United’s owners and many D.C. fans will hope that direction doesn’t take him too far from Audi Field. He has a clause in his contract, which lasts through 2021, that affords him another role within the organization. United should offer him a job for life, perhaps doing all the things he used to do in addition to trying to manage the first team. His presence, and the tradition he embodies, is that valuable. Because without that, what is United? It’s been a club that for whatever reason, has been reticent to market its past and its place in American soccer history. It’s relied on Olsen instead.
Without him, and at least for now, D.C. becomes just another generic team in a parity-obsessed league that’s increasingly stocked with generic teams. The names, uniforms, rosters and coaches, minus a couple of exceptions here or there, are interchangeable, forgettable and diluted by expansion and the lemming-like rush to conform. Every game largely looks the same. And since the standings are so tight and just about everyone makes the playoffs, none of those games really matter.
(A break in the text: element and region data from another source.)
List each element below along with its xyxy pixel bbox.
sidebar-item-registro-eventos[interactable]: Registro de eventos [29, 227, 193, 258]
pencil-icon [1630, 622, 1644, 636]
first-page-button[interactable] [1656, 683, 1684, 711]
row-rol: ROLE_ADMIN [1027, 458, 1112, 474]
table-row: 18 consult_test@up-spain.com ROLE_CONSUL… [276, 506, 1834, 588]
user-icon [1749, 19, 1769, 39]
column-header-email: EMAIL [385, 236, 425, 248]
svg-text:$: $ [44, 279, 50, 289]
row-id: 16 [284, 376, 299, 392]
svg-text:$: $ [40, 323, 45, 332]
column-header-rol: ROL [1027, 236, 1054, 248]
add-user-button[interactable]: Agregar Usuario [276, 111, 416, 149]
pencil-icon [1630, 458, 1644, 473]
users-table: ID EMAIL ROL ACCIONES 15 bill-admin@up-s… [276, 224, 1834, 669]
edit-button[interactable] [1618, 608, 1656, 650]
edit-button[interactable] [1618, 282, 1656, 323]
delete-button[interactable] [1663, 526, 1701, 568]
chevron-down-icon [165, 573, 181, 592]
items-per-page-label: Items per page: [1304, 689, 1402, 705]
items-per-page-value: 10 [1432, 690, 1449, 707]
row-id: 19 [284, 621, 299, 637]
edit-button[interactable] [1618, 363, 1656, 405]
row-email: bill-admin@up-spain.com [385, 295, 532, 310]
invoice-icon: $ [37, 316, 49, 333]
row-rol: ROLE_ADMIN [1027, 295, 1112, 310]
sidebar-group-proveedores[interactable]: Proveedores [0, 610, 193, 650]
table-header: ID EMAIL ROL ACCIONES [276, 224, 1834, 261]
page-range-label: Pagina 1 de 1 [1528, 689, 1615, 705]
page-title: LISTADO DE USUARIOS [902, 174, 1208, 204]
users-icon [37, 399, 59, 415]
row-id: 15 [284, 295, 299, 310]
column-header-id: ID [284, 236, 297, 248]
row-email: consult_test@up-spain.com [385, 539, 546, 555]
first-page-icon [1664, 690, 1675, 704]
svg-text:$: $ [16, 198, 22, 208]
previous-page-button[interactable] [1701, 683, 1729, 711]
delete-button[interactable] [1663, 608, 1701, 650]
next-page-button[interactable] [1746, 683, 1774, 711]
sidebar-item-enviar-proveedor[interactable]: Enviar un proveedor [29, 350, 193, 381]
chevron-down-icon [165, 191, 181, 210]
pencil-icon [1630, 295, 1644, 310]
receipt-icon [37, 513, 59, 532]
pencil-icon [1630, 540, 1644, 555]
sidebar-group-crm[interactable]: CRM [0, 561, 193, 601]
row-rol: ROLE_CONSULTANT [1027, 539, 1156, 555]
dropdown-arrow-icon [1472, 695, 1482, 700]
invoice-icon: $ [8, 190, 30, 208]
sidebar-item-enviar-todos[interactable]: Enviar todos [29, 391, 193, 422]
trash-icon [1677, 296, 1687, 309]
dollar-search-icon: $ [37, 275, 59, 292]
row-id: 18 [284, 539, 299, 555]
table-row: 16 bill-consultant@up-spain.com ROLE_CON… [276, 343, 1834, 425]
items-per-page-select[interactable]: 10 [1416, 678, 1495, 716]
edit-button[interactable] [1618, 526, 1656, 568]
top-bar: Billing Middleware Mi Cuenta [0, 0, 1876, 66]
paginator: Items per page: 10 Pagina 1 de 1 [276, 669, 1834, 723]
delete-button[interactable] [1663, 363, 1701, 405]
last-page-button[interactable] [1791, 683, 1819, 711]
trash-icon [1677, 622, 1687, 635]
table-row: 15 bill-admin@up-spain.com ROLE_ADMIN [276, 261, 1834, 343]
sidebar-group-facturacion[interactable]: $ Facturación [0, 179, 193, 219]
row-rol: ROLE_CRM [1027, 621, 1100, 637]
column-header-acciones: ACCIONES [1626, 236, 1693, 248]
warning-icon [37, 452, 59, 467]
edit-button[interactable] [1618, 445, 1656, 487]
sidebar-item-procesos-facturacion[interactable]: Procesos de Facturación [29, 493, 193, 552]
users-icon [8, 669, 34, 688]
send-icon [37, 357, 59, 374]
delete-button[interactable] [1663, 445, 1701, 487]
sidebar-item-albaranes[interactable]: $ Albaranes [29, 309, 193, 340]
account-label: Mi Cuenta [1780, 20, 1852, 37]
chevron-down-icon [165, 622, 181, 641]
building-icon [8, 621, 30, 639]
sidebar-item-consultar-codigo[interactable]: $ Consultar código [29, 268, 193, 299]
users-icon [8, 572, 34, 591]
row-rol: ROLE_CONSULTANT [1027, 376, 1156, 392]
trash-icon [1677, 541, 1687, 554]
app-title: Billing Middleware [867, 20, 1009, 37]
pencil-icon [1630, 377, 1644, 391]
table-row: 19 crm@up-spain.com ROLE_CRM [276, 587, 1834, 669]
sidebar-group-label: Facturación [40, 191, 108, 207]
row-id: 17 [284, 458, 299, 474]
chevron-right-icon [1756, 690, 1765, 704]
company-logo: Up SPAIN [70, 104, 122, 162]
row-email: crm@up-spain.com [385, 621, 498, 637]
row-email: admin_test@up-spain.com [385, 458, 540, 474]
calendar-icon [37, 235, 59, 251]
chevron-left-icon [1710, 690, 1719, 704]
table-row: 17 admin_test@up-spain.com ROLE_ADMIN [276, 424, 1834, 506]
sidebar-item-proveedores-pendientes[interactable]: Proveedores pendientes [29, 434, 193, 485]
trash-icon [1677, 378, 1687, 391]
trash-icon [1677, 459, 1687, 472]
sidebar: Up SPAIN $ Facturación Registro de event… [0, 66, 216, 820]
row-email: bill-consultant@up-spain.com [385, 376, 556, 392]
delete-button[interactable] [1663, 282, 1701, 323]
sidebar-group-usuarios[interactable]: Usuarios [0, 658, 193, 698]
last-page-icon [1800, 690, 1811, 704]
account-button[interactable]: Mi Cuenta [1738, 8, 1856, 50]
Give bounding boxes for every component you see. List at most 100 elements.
A few clubs can boast something that makes them truly stand out. For D.C. United, both by choice and circumstance, that something had been Olsen. There’s been no one like him in league history. Now, United risks slipping back into the anonymous MLS morass unless it finds another way to celebrate and hawk its tradition and identity, or unless there’s a massive investment in the roster next season.
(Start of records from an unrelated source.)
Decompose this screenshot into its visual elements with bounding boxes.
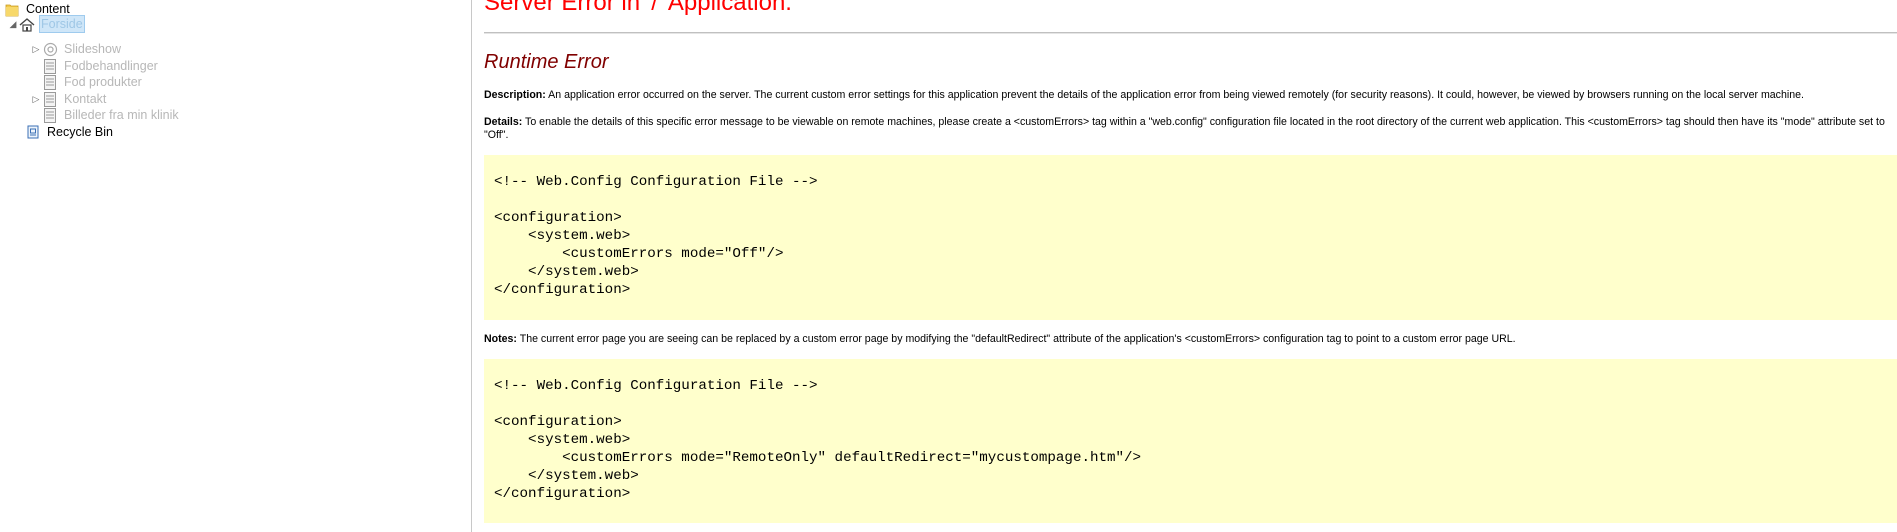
tree-node-label: Forside	[39, 15, 85, 33]
description-label: Description:	[484, 89, 546, 101]
recycle-bin-icon	[25, 124, 41, 140]
details-text: To enable the details of this specific e…	[484, 116, 1885, 141]
expand-arrow-icon[interactable]: ▷	[30, 94, 42, 105]
tree-node-billeder[interactable]: Billeder fra min klinik	[42, 106, 181, 124]
tree-node-label: Fod produkter	[64, 75, 142, 89]
tree-node-fod-produkter[interactable]: Fod produkter	[42, 73, 144, 91]
tree-node-label: Slideshow	[64, 42, 121, 56]
notes-text: The current error page you are seeing ca…	[519, 333, 1516, 345]
expand-arrow-icon[interactable]: ▷	[30, 44, 42, 55]
notes-label: Notes:	[484, 333, 517, 345]
tree-node-label: Fodbehandlinger	[64, 59, 158, 73]
document-icon	[42, 91, 58, 107]
details-label: Details:	[484, 116, 523, 128]
tree-node-forside[interactable]: ◢ Forside	[7, 15, 85, 33]
document-icon	[42, 107, 58, 123]
details-paragraph: Details: To enable the details of this s…	[484, 116, 1895, 142]
title-divider	[484, 32, 1897, 34]
tree-node-recycle-bin[interactable]: Recycle Bin	[25, 123, 115, 141]
document-icon	[42, 58, 58, 74]
error-subtitle: Runtime Error	[484, 51, 609, 73]
error-title: Server Error in '/' Application.	[484, 0, 792, 16]
collapse-arrow-icon[interactable]: ◢	[7, 19, 19, 30]
code-block-off: <!-- Web.Config Configuration File --> <…	[484, 155, 1897, 320]
home-icon	[19, 16, 35, 32]
tree-node-label: Billeder fra min klinik	[64, 108, 179, 122]
error-page: Server Error in '/' Application. Runtime…	[484, 0, 1897, 532]
description-paragraph: Description: An application error occurr…	[484, 89, 1895, 102]
tree-node-label: Kontakt	[64, 92, 107, 106]
notes-paragraph: Notes: The current error page you are se…	[484, 333, 1895, 346]
tree-node-slideshow[interactable]: ▷ Slideshow	[30, 40, 123, 58]
slideshow-icon	[42, 41, 58, 57]
document-icon	[42, 74, 58, 90]
description-text: An application error occurred on the ser…	[548, 89, 1804, 101]
content-tree-panel: Content ◢ Forside ▷ Slideshow Fodbehandl…	[0, 0, 472, 532]
code-block-remoteonly: <!-- Web.Config Configuration File --> <…	[484, 359, 1897, 523]
tree-node-label: Recycle Bin	[47, 125, 113, 139]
In MLS, it clearly pays to look, sound and play like everybody else. Olsen is an original, and for that he was simultaneously rewarded with uncommon job security and exploited by owners whose vision was more about building a stadium than about who’d be inside it. He may not have been the best coach. But he was United’s soul, and he’ll be remembered for being a passionate club and community servant who stood out in a vanilla league.